独学研究のススメ(外国生まれの日系人新聞アーカイブ『邦字新聞デジタル・コレクションジャパニーズ・ディアスポラ・イニシアチブ』の事)
「邦字新聞デジタル・コレクションジャパニーズ・ディアスポラ・イニシアチブ」
こちらは、スタンフォード大学・フーヴァー研究所が中心となって、「外国へ渡った日系アメリカ人や日系ブラジル人の新聞をまとめあげ、研究や調査をすすめる」という名目で作られたデジタルアーカイブです。
900万ドルという驚異的な寄付額を元に、最新鋭の技術のAIやOCR(光学文字認識)を惜しげもなく使い、完成させたスタンフォード大学自慢のコレクションです。
流石は世界のスタンフォードと言いたい所ですが、こういう仕事は本来日本がやるべきことではないでしょうか。そう考えると如何に日本がケチで学術立国が夢また夢である事が……と愚痴が長くなるので切り上げます。
さて、「移民や日系人が発行していた新聞」を旨とするだけあって、日本語対応(一部変な文章もありますが)で、使い勝手は非常にいいです。
また、韓国のデータベースのようにダウンロードする手間もなく、「外国のアプリ入れなきゃいけないの」という不安感もありません。国会図書館デジタルコレクションや何やらと同じように普通に使えるものだと思います。
人で例えると、「外国で生まれ育ち、外国で日本文化を学んできたものすごく優秀な帰国子女」という所でしょうか。
日本の文化を海外の研究所が着目し、展開する所に何とも言えぬ皮肉さと、外国の力の入れ方のけた外れぶりを見るような気がしてなりません。
日本語対応というだけあって、特段覚える様な検索方法もありません。気になった語彙を入れて出てきた画像をクリックすれば普通に立ち上がります。

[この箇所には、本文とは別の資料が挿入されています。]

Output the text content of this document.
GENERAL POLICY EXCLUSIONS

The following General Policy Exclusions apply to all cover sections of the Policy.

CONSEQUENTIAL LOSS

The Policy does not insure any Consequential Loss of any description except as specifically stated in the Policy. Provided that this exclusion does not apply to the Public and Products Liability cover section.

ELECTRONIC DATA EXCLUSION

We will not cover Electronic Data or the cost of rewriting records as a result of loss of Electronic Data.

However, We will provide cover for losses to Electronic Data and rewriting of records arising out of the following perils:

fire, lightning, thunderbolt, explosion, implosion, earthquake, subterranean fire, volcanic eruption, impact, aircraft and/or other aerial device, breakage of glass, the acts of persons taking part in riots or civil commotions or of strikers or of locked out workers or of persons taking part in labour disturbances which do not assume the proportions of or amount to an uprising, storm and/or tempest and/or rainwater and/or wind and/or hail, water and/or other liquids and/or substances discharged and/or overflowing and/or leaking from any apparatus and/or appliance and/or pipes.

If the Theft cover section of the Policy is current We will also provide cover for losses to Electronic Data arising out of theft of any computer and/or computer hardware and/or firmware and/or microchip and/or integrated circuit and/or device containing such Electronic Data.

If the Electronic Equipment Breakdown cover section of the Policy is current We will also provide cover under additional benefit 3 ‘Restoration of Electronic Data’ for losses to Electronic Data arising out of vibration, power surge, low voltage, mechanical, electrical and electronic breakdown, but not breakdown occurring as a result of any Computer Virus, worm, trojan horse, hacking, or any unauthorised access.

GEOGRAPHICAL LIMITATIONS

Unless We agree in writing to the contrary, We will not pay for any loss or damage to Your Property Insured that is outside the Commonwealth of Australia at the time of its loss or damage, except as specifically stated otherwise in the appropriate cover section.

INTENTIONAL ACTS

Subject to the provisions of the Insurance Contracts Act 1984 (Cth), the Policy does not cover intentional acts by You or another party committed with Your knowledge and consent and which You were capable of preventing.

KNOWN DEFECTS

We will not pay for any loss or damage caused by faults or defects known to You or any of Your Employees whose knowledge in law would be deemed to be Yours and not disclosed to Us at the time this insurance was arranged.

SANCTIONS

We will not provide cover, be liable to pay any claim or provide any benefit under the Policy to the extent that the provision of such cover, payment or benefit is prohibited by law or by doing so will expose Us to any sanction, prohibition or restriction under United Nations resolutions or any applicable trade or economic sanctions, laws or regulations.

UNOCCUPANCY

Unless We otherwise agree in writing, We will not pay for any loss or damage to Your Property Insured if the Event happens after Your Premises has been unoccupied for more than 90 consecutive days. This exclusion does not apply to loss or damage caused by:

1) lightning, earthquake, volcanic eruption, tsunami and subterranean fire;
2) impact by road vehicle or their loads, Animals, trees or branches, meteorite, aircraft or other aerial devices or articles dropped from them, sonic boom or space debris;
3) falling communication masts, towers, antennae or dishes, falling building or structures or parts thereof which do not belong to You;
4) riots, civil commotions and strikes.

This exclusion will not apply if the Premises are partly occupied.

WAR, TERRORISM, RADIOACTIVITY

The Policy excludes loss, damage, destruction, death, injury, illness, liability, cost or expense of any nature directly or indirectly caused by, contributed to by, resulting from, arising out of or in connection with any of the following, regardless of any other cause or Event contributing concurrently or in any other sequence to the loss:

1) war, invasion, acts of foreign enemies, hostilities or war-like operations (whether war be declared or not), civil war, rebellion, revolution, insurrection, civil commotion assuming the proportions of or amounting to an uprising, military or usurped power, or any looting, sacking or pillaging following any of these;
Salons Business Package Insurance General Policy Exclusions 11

出てきた画像は大きくも小さくもできますし、PDFとしても保存できます。右枠に機能ボタンがつけられていますが、
このボタンの内容も日本語で表示されるため、迷うことは殆どないと思います。国会図書館デジタルコレクションを使えればこのデジタルライブラリーを使いこなせるのではないでしょうか。
米国本土をはじめ、ハワイ、ブラジル、朝鮮、ロシアと日系人新聞があった所のコレクションを多く網羅しています。欠号や欠落も結構ありますが、ハワイ、アメリカのコレクションは一通りそろっているので
非常に便利なアーカイブですが、「権利関係が取れていない新聞は読む事が出来ない」という欠点があります。
これは検索してもらえばわかるのですが、検索した画像に鍵マークがついていることがあります。これは個人のパソコンでは見られず、研究所や提携施設でしか見られないという「限定マーク」です。
日本で見るところは殆どないので事実上の閲覧不可と言ってもいいでしょう。
ハワイ新聞はこの鍵が多いので、検索に引っかかっても見る事が出来ないというジレンマによく遭遇します。
「チクショー、見せろや!」
と怒鳴った事も一、二回ではありません。
しかし、文面の一部(あるいは必要な部分全部)見られたりするので、不便一辺倒というわけでもありません。
また出典の目途が簡単に付けられるため、必要箇所を記録して国会や何やらで探す――というのも手です。出典が判っていて後は探すだけ、というのは本当に助かります。
今風に言えば「コストカット」的な一面があるわけですね。
「全部は見せないけど該当記事はわかる」これだけでも使い勝手がぐんっと上がります。
本当に文句の付け所がないほど、いいデジタルライブラリーだと思います。
冗談でもなんでもなく日本にもこういうライブラリーができないものでしょうか。